Kathy was the one who gave him most comfort. If only Jim had been alive, Sep thought to himself! But Jim, his firstborn, lay somewhere in Ypres, and Leslie, his second son, was also lost to him. They had not met since Leslie left Winnie and went to live in the south-west with the woman of his choice.

Sep would have been desolate indeed without Kathy and Bertie's company. He spent most of his evenings there when the shop was closed, sitting quietly in a corner taking comfort from the children and the benison of a happy home. But he refused to sleep there, despite pressing invitations.

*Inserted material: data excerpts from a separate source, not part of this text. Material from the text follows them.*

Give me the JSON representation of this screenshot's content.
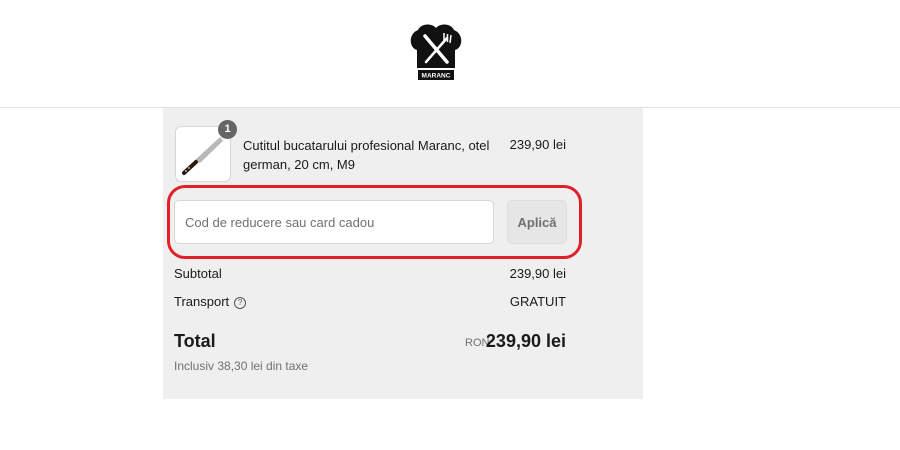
{
  "header": {
    "logo_text": "MARANC",
    "logo_icon": "chef-hat-cutlery-icon"
  },
  "cart": {
    "items": [
      {
        "quantity": "1",
        "name": "Cutitul bucatarului profesional Maranc, otel german, 20 cm, M9",
        "price": "239,90 lei",
        "image_icon": "chef-knife-icon"
      }
    ]
  },
  "discount": {
    "placeholder": "Cod de reducere sau card cadou",
    "value": "",
    "apply_label": "Aplică",
    "highlight_color": "#e0202a"
  },
  "summary": {
    "subtotal_label": "Subtotal",
    "subtotal_value": "239,90 lei",
    "shipping_label": "Transport",
    "shipping_help_icon": "question-circle-icon",
    "shipping_value": "GRATUIT",
    "total_label": "Total",
    "currency": "RON",
    "total_value": "239,90 lei",
    "tax_note": "Inclusiv 38,30 lei din taxe"
  }
}
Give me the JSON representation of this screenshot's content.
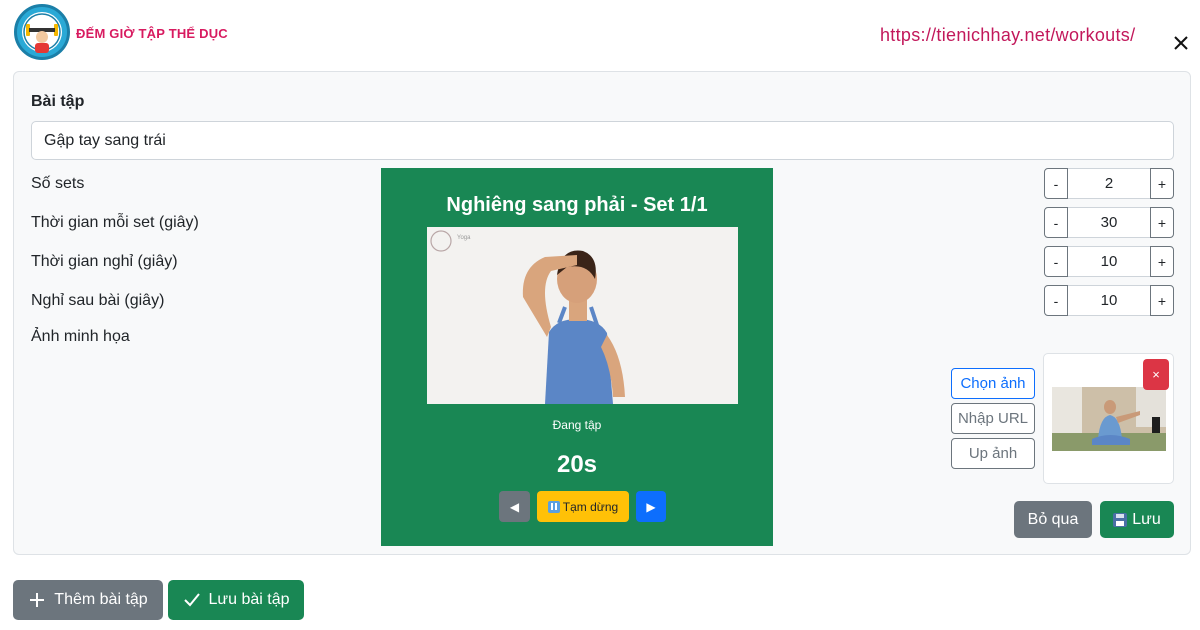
{
  "header": {
    "brand": "ĐẾM GIỜ TẬP THỂ DỤC",
    "url": "https://tienichhay.net/workouts/",
    "logo_icon": "timer-dumbbell-logo",
    "close_icon": "close-icon"
  },
  "form": {
    "exercise_label": "Bài tập",
    "exercise_name": "Gập tay sang trái",
    "sets_label": "Số sets",
    "set_time_label": "Thời gian mỗi set (giây)",
    "rest_label": "Thời gian nghỉ (giây)",
    "rest_after_label": "Nghỉ sau bài (giây)",
    "image_label": "Ảnh minh họa",
    "steppers": {
      "minus": "-",
      "plus": "+",
      "sets": "2",
      "set_time": "30",
      "rest": "10",
      "rest_after": "10"
    }
  },
  "preview": {
    "title": "Nghiêng sang phải - Set 1/1",
    "image_watermark": "Yoga",
    "status": "Đang tập",
    "timer": "20s",
    "prev": "◀",
    "pause": "Tạm dừng",
    "next": "▶"
  },
  "image_picker": {
    "choose": "Chọn ảnh",
    "enter_url": "Nhập URL",
    "upload": "Up ảnh",
    "delete": "×"
  },
  "actions": {
    "skip": "Bỏ qua",
    "save": "Lưu"
  },
  "bottom": {
    "add_exercise": "Thêm bài tập",
    "save_exercises": "Lưu bài tập"
  },
  "colors": {
    "brand": "#d81b60",
    "success": "#198754",
    "secondary": "#6c757d",
    "primary": "#0d6efd",
    "warning": "#ffc107",
    "danger": "#dc3545"
  }
}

Always he returned through the dark streets to the market square, passing the bronze statue of good Queen Victoria, before mounting the stairs to his lonely bedroom.

As the days grew longer the news became more and more sombre. The invasion of neutral Norway in April 1940 angered Caxley and the rest of the country. The costly attempts to recapture Narvik from the enemy, in the weeks that followed, brought outspoken criticism of Mr Chamberlain's leadership. Events were moving with such savagery and speed that it was clear that the time had arrived for a coalition government, and on May 10 Mr Churchill became Prime Minister.

Earlier, on the same day, Hitler invaded Holland. The news was black indeed. Before long it was known that a large part of the British Army had retreated to Dunkirk. The question 'How long can France hold out?' was on everyone's lips.

'They'll never give in,' declared Bertie to Sep, one glorious June evening in his garden. 'I've seen the French in action. They'll fight like tigers.'

The roses were already looking lovely. It was going to be a long hot summer, said the weatherwise of Caxley, and they were to be proved right. It did not seem possible, as the two men paced the grass, that across a narrow strip of water a powerful enemy waited to invade their land.